Have you noticed that the majority of people reviewing music these days are in their 20's or 30's, and are way too aware of what's "hip" - what we're "supposed" to enjoy? Is it possible that some records don't break through to the mainstream because most people wouldn't actually like them, if they heard them?
It seems like any goofball can start a blog and declare their opinion to be credible, but I thought it would be nice to get a fresh perspective. Forget the critics - I wondered how a person who doesn't care what Pitchfork thinks (and doesn't know what music geeks mean when they say "Pitchfork") would actually respond to a much discussed, hot new band that they've never heard of before?

Dorothy, Maggie, and Me
by Gloria Berkowitz
special guest columnist

This is my shot at my remaining seven and a half minutes of fame for this year (I used up the rest of the time as a blogger at the Democratic convention for our local Tampa newspaper).

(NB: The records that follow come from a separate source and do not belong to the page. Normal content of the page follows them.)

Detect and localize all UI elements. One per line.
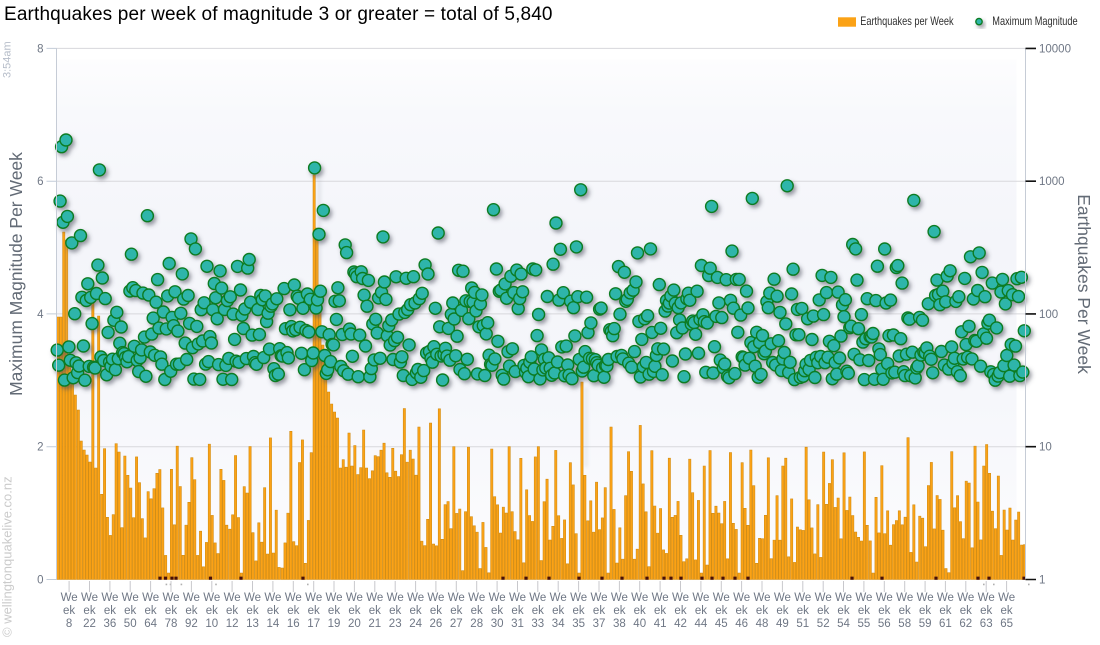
svg-text:10: 10 (1039, 442, 1052, 454)
svg-text:Maximum Magnitude: Maximum Magnitude (992, 16, 1078, 28)
svg-text:6: 6 (37, 176, 43, 188)
svg-text:2: 2 (37, 442, 43, 454)
svg-text:Maximum Magnitude Per Week: Maximum Magnitude Per Week (6, 152, 26, 396)
svg-text:© wellingtonquakelive.co.nz: © wellingtonquakelive.co.nz (0, 476, 15, 637)
svg-text:100: 100 (1039, 309, 1058, 321)
svg-text:Earthquakes per week of magnit: Earthquakes per week of magnitude 3 or g… (4, 4, 553, 25)
svg-text:1000: 1000 (1039, 176, 1065, 188)
svg-text:0: 0 (37, 575, 43, 587)
svg-text:Earthquakes Per Week: Earthquakes Per Week (1074, 194, 1094, 374)
svg-text:Earthquakes per Week: Earthquakes per Week (860, 16, 954, 28)
svg-text:1: 1 (1039, 575, 1045, 587)
svg-text:3:54am: 3:54am (2, 41, 14, 78)
svg-text:10000: 10000 (1039, 43, 1071, 55)
svg-text:8: 8 (37, 43, 43, 55)
svg-text:4: 4 (37, 309, 44, 321)
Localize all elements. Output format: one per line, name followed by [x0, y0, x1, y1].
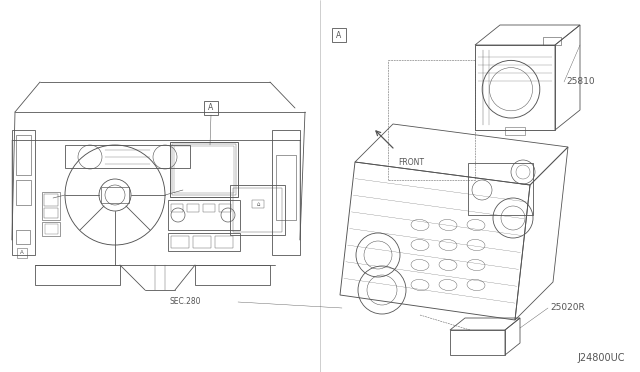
Bar	[215, 236, 233, 248]
Text: 25810: 25810	[566, 77, 595, 87]
Text: FRONT: FRONT	[398, 158, 424, 167]
Bar	[193, 236, 211, 248]
Text: ⌂: ⌂	[256, 202, 260, 206]
Bar	[16, 135, 31, 175]
Bar	[252, 200, 264, 208]
Bar	[276, 155, 296, 220]
Text: J24800UC: J24800UC	[577, 353, 625, 363]
Text: A: A	[20, 250, 24, 256]
Bar	[44, 194, 58, 206]
Bar	[505, 127, 525, 135]
Bar	[230, 185, 285, 235]
Bar	[174, 146, 234, 193]
Bar	[543, 37, 561, 45]
Bar	[204, 101, 218, 115]
Bar	[42, 192, 60, 220]
Bar	[168, 200, 240, 230]
Bar	[16, 230, 30, 244]
Bar	[468, 163, 533, 215]
Bar	[168, 233, 240, 251]
Text: A: A	[209, 103, 214, 112]
Bar	[332, 28, 346, 42]
Text: SEC.280: SEC.280	[170, 298, 202, 307]
Bar	[203, 204, 215, 212]
Text: A: A	[337, 31, 342, 39]
Bar	[42, 222, 60, 236]
Bar	[171, 236, 189, 248]
Text: 25020R: 25020R	[550, 304, 585, 312]
Bar	[44, 208, 58, 218]
Bar	[170, 142, 238, 197]
Bar	[171, 204, 183, 212]
Bar	[101, 187, 129, 203]
Bar	[16, 180, 31, 205]
Bar	[187, 204, 199, 212]
Bar	[17, 248, 27, 258]
Bar	[172, 144, 236, 195]
Bar	[219, 204, 231, 212]
Bar	[45, 224, 58, 234]
Bar	[233, 188, 282, 232]
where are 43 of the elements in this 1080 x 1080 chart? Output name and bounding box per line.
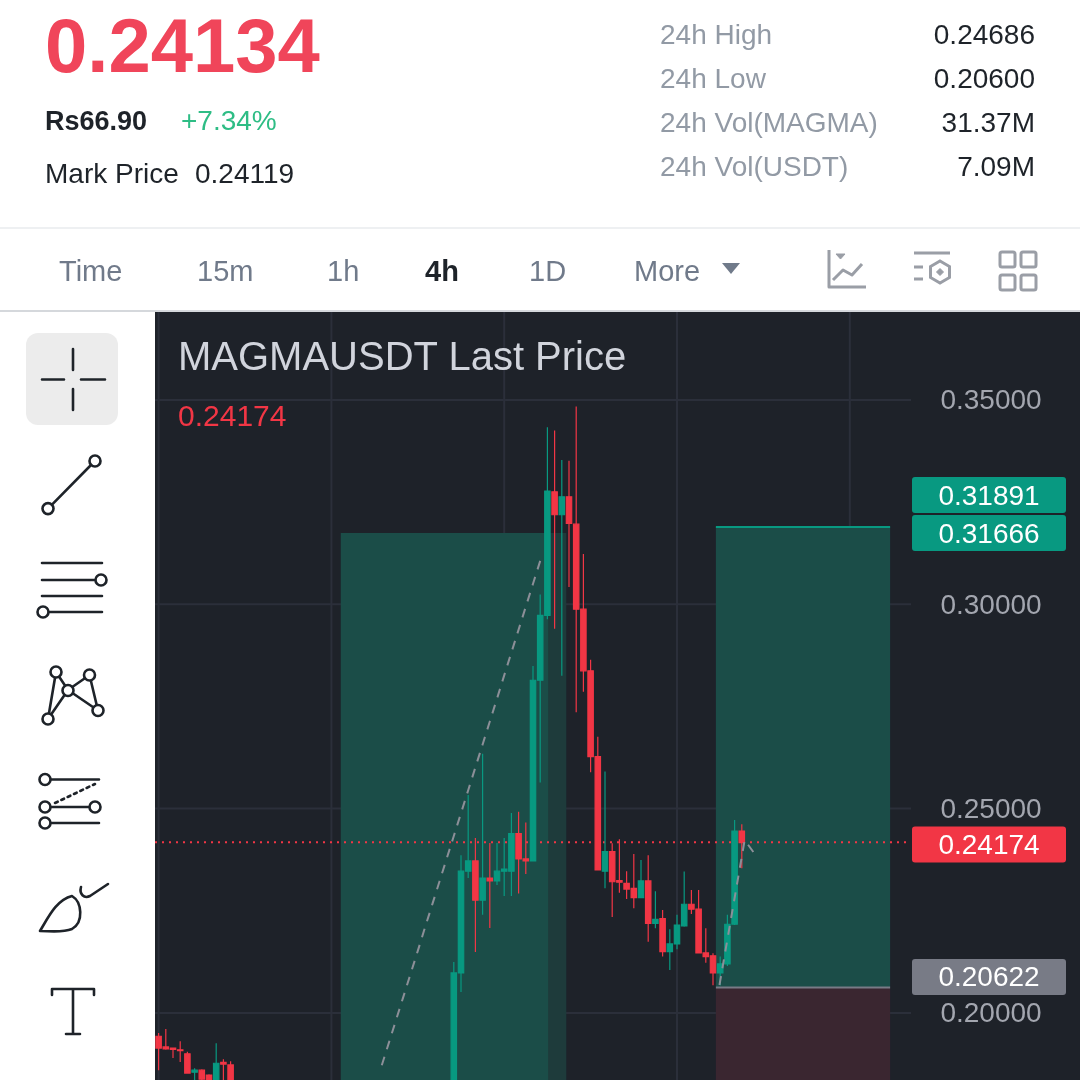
y-tick-label: 0.35000 — [940, 384, 1042, 416]
y-tick-label: 0.30000 — [940, 588, 1042, 620]
text: 0.20600 — [933, 63, 1035, 94]
candlestick — [486, 842, 494, 929]
text: MAGMAUSDT Last Price — [178, 334, 627, 378]
text: 4h — [425, 255, 459, 287]
candlestick — [637, 859, 645, 899]
ref-line-label: 0.20622 — [938, 961, 1040, 993]
annotation: 0.24174 — [178, 399, 287, 432]
candlestick — [184, 1051, 191, 1075]
candlestick — [558, 459, 566, 677]
y-tick-label: 0.20000 — [940, 997, 1042, 1029]
line-series — [380, 559, 542, 1067]
text: 0.24686 — [933, 19, 1035, 50]
text: 0.24134 — [45, 3, 320, 88]
text: 24h Vol(USDT) — [660, 151, 849, 182]
text: 0.24119 — [195, 158, 295, 189]
candlestick — [601, 770, 609, 889]
text: 15m — [197, 255, 254, 287]
text: Rs66.90 — [45, 106, 148, 136]
text: 31.37M — [941, 107, 1035, 138]
candlestick — [191, 1067, 198, 1080]
text: 24h Vol(MAGMA) — [660, 107, 878, 138]
text: Time — [59, 255, 123, 287]
text: 7.09M — [957, 151, 1035, 182]
candlestick — [551, 429, 558, 630]
text: 24h Low — [660, 63, 767, 94]
text: 1h — [327, 255, 360, 287]
text: 24h High — [660, 19, 773, 50]
candlestick — [738, 823, 746, 869]
candlestick — [652, 890, 659, 929]
ref-line-label: 0.31891 — [938, 479, 1040, 511]
text: 0.31666 — [938, 517, 1040, 549]
text: Mark Price — [45, 158, 179, 189]
ref-line-label: 0.24174 — [938, 829, 1040, 861]
text: More — [634, 255, 701, 287]
text: +7.34% — [181, 105, 277, 136]
y-tick-label: 0.25000 — [940, 793, 1042, 825]
text: 1D — [529, 255, 567, 287]
candlestick — [212, 1042, 220, 1080]
candlestick — [644, 854, 652, 943]
candlestick — [479, 753, 486, 916]
candlestick — [659, 909, 666, 958]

I am joining the ranks of Dorothy Letterman and Maggie Griffin; I am writing this review of Fleet Foxes based on my credentials as Peter's mom.

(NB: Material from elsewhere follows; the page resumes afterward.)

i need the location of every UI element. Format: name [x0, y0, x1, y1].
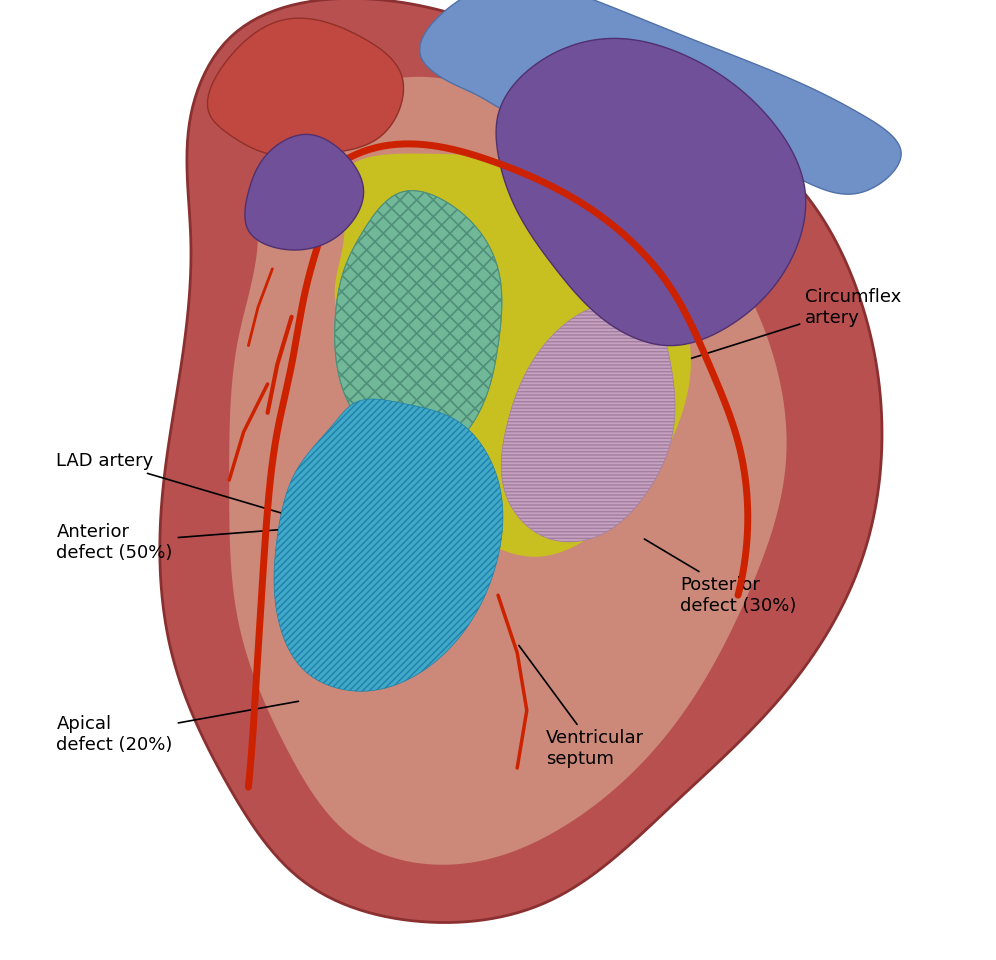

Readers deserve to know something of a reviewer's background and mine is fairly typical of one who grew up with the music of the late (very late) 1950's and 1960's. I was a young teenager when popular music moved from Frankie Avalon and Dion to the Beatles, and I moved with it. I spent summers at camp where someone always had a guitar and was always playing "The House of the Rising Sun" or "Kumbaya". I bought 45's and albums (many of which now belong to Peter) and my taste in music was formed from those sources.
My husband and I are often late adopters of the newest technology, but XM Radio did enter our lives when Herb bought a new car. After using it for a few months, he asked if I wanted to add it to my car, but, having used his car several times, I said no. When I had access to the zillions of stations on XM, all I ever listened to were the 60's stations, cool jazz, and the folk stations. An extra monthly charge for five or six extra stations didn't seem necessary. Besides, I'm usually glued to NPR.
Back to Fleet Foxes. I must admit, to my great guilt and shame, that I should love this CD. The music seems fused from all the musical elements I love: I heard old time country and gospel in it (I adore O Brother, Where Art Thou), shades of California pop, and folk, yet none of it grabbed me. If I were reviewing a wine, rather than music, I would say things like "melodic, yet bland" or "soothing, yet boring". To my great shame, each time I listened to the CD, I would be into song three for the second time before I realized I'd heard songs one and two before. The word that kept coming to me was vanilla.
Time to wrap this up. I'm off to Borders (Tampa lacks independent record stores like ear X-tacy) before it closes. James Taylor and Joan Baez have new CDs out and they seem to be calling me.